Par la présente, le gouvernement du Canada demande des consultations avec le gouvernement des États-Unis en vertu de l’article 31.4 de l’Accord Canada-États-Unis-Mexique (ACEUM) en ce qui concerne l’imposition et l’application continue de la mesure d’urgence (mesure de sauvegarde) par les États-Unis sur les cellules photovoltaïques à base de silicium cristallin (CPSC) (qu’elles soient intégrées ou non, en partie ou en totalité, à d’autres produits) (produits de CPSC), y compris les cellules en provenance du Canada.

À l’issue d’une enquête menée par la Commission du commerce international des États-Unis (ITC), le 23 janvier 2018, les États-Unis ont imposé des droits d’importation supplémentaires de 30 pour cent sur les produits de CPSC au moyen d’une « proclamation présidentielle pour faciliter l’ajustement positif à la concurrence des importations de certaines cellules photovoltaïques à base de silicium cristallin ». En vertu de cette proclamation, les droits ont diminué à 25 % en 2019 et à 20 % en 2020.

Au moment où la mesure de sauvegarde a initialement été imposée, elle était non conforme aux articles 302, 802 et 803 de l’ALENA, puisque le Canada a indiqué, dans la lettre du 23 juillet 2018 qu’il a fait parvenir aux États-Unis, qu’il demandait des consultations en vertu de l’article 2006 de l’ALENA. Votre gouvernement n’a pas répondu à cette demande.

Le 13 octobre 2020, à la suite de l’examen de mi-parcours de l’ITC des mesures de sauvegarde, le président a conservé la mesure de sauvegarde en vertu de la proclamation présidentielle « pour faciliter l’ajustement positif à la concurrence des importations de certaines cellules photovoltaïques à base de silicium cristallin (qu’elles soient intégrées ou non, en partie ou en totalité, à d’autres produits) ».

Les droits de douane imposés en vertu de la mesure de sauvegarde s’appliquent toujours aux importations en provenance du Canada à la date où cette lettre est rédigée.
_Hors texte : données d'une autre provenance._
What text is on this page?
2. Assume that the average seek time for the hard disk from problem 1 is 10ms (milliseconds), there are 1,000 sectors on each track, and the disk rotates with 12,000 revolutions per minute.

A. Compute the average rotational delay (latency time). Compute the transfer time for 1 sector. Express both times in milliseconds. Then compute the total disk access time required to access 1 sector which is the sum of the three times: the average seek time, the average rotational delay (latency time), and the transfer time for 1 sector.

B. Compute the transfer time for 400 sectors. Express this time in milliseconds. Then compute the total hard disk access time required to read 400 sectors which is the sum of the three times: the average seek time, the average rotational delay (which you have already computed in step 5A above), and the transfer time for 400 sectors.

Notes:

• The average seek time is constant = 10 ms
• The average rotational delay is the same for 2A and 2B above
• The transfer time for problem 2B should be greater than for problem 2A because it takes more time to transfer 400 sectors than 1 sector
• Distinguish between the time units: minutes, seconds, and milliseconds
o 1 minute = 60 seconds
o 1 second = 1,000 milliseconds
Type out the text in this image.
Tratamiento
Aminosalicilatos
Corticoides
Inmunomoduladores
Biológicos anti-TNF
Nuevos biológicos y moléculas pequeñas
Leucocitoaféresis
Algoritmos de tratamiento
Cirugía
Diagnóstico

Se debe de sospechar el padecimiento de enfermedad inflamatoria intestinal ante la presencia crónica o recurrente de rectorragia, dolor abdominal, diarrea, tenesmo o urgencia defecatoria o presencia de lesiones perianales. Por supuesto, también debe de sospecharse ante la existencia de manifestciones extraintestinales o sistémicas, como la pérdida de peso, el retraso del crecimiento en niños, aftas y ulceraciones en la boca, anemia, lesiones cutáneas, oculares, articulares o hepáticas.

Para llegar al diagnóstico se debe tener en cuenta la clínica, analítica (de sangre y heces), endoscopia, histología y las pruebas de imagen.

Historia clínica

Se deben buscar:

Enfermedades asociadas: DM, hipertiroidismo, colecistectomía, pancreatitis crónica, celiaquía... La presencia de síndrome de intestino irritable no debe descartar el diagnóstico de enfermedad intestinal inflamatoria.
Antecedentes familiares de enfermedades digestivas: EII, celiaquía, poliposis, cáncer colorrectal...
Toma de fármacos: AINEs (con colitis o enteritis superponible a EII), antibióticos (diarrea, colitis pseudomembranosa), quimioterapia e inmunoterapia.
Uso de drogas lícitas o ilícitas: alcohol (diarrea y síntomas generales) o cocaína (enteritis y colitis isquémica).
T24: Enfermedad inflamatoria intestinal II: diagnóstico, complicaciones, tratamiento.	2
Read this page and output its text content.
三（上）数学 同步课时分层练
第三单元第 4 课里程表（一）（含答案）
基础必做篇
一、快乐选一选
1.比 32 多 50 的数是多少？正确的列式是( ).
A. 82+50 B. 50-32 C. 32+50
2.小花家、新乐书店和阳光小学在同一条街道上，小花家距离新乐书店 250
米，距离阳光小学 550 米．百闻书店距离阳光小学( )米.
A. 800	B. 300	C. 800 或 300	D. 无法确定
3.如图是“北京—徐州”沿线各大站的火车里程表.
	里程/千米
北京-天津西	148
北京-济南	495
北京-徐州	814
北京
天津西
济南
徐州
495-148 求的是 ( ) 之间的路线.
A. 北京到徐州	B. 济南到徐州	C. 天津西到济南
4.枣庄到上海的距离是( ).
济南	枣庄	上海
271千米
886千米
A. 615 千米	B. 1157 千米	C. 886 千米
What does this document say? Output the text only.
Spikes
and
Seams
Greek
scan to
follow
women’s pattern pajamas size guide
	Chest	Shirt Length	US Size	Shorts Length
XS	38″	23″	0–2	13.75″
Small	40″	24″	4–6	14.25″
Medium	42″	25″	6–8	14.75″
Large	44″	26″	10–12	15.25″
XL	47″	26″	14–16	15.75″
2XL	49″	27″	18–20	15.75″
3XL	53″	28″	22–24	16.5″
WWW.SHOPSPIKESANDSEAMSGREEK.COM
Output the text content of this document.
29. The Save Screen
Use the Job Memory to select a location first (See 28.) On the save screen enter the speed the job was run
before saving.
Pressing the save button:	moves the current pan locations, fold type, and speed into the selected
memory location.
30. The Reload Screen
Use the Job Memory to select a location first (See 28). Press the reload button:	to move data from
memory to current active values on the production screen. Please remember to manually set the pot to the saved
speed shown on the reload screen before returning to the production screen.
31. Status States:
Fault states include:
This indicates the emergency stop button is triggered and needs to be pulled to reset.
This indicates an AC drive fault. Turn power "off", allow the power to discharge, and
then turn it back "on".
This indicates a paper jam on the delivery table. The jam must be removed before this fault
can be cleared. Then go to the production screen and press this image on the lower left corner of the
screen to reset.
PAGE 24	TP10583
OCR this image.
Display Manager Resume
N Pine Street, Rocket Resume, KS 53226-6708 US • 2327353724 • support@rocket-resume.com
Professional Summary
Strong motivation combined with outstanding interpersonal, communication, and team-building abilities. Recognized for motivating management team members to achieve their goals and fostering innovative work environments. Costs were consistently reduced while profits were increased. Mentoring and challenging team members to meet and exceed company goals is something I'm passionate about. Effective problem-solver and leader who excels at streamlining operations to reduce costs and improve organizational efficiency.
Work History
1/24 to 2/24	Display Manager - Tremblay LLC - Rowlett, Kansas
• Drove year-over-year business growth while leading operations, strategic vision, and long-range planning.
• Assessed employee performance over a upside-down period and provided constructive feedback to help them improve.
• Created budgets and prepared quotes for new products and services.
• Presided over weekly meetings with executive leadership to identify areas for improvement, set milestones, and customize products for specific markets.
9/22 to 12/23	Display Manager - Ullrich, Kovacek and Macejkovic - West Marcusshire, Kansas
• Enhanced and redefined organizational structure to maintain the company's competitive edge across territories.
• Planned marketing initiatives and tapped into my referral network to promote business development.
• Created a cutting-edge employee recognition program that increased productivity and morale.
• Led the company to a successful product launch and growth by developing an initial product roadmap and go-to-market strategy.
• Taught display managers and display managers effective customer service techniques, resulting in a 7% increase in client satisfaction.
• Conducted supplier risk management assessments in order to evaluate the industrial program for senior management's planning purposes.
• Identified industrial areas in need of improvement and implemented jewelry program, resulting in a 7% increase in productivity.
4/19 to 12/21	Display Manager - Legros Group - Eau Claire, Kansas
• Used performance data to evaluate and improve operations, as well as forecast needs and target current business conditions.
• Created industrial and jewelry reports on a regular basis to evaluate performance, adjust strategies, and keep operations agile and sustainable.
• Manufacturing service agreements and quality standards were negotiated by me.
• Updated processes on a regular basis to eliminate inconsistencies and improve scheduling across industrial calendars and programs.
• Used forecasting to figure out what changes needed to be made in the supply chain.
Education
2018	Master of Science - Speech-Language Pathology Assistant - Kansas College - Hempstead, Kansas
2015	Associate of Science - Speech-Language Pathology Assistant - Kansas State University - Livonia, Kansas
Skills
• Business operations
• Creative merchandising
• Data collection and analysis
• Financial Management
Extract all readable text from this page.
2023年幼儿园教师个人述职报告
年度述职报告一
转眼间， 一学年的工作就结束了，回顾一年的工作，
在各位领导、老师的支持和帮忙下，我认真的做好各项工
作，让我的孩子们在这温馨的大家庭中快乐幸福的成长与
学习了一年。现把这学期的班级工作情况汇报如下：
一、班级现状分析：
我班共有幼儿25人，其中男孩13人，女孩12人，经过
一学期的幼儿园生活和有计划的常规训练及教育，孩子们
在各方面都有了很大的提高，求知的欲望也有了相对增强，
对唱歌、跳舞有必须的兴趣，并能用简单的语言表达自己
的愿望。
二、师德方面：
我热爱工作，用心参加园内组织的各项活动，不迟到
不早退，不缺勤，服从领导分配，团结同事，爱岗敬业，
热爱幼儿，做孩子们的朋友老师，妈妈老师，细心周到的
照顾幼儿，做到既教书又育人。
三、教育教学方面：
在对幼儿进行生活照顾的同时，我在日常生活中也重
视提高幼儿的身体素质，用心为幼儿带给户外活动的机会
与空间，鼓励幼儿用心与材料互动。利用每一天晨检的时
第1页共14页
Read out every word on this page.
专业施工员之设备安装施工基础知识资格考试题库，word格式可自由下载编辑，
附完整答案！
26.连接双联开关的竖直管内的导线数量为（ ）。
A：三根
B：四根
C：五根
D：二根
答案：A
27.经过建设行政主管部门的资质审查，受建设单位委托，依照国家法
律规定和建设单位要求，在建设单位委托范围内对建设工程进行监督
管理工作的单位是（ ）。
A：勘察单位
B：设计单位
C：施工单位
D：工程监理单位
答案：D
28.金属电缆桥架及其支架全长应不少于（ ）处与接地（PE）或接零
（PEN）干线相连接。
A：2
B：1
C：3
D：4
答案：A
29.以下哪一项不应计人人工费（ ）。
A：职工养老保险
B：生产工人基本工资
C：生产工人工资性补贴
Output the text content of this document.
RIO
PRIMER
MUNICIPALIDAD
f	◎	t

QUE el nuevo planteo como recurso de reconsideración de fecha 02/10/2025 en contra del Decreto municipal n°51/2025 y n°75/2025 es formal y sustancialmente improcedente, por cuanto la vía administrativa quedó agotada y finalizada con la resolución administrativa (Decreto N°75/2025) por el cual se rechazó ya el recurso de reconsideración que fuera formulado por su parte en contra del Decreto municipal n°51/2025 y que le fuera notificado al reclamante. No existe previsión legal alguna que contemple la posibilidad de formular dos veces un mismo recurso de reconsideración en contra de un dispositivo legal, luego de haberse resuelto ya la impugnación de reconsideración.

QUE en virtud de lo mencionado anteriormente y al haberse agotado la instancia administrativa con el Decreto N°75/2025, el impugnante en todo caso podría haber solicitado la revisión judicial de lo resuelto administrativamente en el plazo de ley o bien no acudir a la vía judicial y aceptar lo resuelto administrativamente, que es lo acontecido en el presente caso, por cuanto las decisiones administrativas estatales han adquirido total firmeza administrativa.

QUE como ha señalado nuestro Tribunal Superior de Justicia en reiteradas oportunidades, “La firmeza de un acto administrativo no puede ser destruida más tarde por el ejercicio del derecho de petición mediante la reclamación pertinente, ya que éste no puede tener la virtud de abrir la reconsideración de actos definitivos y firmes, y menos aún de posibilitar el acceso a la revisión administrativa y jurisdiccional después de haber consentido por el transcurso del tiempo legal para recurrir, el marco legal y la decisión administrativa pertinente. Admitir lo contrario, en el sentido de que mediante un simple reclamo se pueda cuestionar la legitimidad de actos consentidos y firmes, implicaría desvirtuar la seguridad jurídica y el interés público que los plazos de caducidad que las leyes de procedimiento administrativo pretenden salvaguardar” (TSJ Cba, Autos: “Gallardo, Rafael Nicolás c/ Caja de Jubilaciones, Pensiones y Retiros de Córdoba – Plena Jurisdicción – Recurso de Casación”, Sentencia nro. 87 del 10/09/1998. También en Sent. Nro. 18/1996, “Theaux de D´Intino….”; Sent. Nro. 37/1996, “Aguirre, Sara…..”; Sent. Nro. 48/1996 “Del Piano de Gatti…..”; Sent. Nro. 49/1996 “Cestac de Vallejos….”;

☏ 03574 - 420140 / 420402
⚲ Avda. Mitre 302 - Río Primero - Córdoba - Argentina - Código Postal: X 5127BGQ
Et ceci malgré le fait que, en vertu du chapitre 10 de l’ACEUM, les importations en provenance du Canada doivent être exemptes sauf si les importations depuis une Partie comptent pour une part substantielle des importations totales et contribuent de manière importante au préjudice grave ou à la menace de préjudice grave causé par les importations. L’ITC a conclu qu’aucune de ces deux conditions d’inclusion n’a été remplie.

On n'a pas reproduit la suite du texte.